As to the second issue raised on appeal ? “Whether the trial court was correct in striking counts II through VI of the amendment to complaint as not being ripe for consideration” (appellant’s brief, p. 16) ? we affirm as to Count III, holding that the alternative claim stated therein was subsumed in the relief granted under Count I; however, we reverse as to Counts II, IV, V, and VI, and remand the cause for a trial on the merits of those claims.Page 794
Count II presented the issue of ultra vires acts by Mr. Braswell; Count IV presented the issue of intentional interference with a business relationship; Count V requested an accounting; and Count VI requested that the statutory penalty of Ala. Code, ? 10-2A-79, be imposed. The matters asserted in Counts II, IV, V, and VI could have accrued only after May 25, 1988, which is the date the trial court determined that Cay Braswell became a stockholder in D.C. Braswell Construction Company, Inc. Thus, they were each separate additional and distinct requests for relief. Rule 18, Ala.R.Civ.P., allows a party to join all claims he has against another party in a single suit, even when “a claim is one heretofore cognizable only after another claim has been prosecuted to a conclusion.” Thus, when the trial court made its determination in Count I that the exchange constituted a “sale,” Counts II, IV, V, and VI became ripe for consideration. Only Count III, which was conclusively subsumed in the relief granted under Count I, was properly dismissed. Whether Cay Braswell is entitled to relief under Counts II, IV, V, and VI, and particularly whether the defendants’ compliance with the December 28, 1988, judgment on Count I renders one or more of these counts moot, are issues now ripe for consideration by the trial court.

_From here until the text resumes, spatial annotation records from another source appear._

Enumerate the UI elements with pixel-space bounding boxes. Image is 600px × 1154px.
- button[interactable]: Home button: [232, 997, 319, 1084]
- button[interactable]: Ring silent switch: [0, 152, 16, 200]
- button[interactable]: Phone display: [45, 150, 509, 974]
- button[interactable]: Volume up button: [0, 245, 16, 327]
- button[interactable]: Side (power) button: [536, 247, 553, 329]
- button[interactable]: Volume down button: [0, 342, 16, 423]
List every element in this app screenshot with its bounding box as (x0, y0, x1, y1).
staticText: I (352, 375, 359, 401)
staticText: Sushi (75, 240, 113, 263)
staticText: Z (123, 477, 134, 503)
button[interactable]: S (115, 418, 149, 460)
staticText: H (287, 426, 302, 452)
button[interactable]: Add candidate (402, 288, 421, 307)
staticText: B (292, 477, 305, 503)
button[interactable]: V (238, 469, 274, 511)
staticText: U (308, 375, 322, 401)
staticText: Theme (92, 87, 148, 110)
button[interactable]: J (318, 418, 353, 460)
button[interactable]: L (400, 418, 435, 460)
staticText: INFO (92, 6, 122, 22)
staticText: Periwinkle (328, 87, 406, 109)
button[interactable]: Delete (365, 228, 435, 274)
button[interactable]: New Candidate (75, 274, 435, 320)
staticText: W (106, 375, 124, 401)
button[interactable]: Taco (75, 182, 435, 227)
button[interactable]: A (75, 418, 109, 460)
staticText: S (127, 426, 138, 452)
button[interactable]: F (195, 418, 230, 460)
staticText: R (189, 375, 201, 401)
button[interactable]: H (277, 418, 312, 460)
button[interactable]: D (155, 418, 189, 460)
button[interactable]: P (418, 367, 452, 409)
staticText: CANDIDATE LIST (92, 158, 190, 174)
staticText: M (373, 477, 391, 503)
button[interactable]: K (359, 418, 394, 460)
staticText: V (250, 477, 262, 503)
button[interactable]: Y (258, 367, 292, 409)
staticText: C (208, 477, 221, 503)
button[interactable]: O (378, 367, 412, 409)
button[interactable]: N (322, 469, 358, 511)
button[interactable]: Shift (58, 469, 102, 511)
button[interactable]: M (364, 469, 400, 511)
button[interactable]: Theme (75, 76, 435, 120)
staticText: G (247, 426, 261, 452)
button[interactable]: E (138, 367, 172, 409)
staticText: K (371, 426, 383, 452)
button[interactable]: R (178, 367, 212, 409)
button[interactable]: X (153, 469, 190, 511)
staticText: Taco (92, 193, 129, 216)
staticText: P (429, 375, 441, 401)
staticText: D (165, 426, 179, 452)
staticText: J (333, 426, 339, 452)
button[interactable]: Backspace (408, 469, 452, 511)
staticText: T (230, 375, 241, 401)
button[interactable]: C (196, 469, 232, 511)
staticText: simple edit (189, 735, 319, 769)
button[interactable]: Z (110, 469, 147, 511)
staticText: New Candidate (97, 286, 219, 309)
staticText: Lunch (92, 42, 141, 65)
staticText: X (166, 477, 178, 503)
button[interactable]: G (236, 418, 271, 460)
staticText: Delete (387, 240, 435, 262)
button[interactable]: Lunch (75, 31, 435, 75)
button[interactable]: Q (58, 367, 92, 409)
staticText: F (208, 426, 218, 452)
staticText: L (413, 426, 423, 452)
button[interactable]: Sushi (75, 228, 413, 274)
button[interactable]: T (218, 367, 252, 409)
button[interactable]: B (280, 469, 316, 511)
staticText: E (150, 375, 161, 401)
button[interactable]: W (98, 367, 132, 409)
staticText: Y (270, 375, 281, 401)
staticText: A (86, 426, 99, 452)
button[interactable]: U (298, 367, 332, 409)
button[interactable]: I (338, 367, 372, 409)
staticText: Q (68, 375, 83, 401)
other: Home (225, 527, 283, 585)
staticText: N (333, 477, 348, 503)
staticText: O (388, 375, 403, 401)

Because we agree with the trial court’s rationale and holding with respect to the “sale of stock” transaction, we affirm as to the issues raised in the cross-appeal.
ORIGINAL OPINION WITHDRAWN; OPINION SUBSTITUTED; APPLICATION OVERRULED.
89-647, AFFIRMED IN PART; REVERSED IN PART; AND REMANDED FOR FURTHER PROCEEDINGS ON COUNTS II, IV, V, AND VI.
HORNSBY, C.J., and SHORES, HOUSTON and KENNEDY, JJ., concur.
[fn1] The value of this interest is not in dispute and is not an issue on appeal.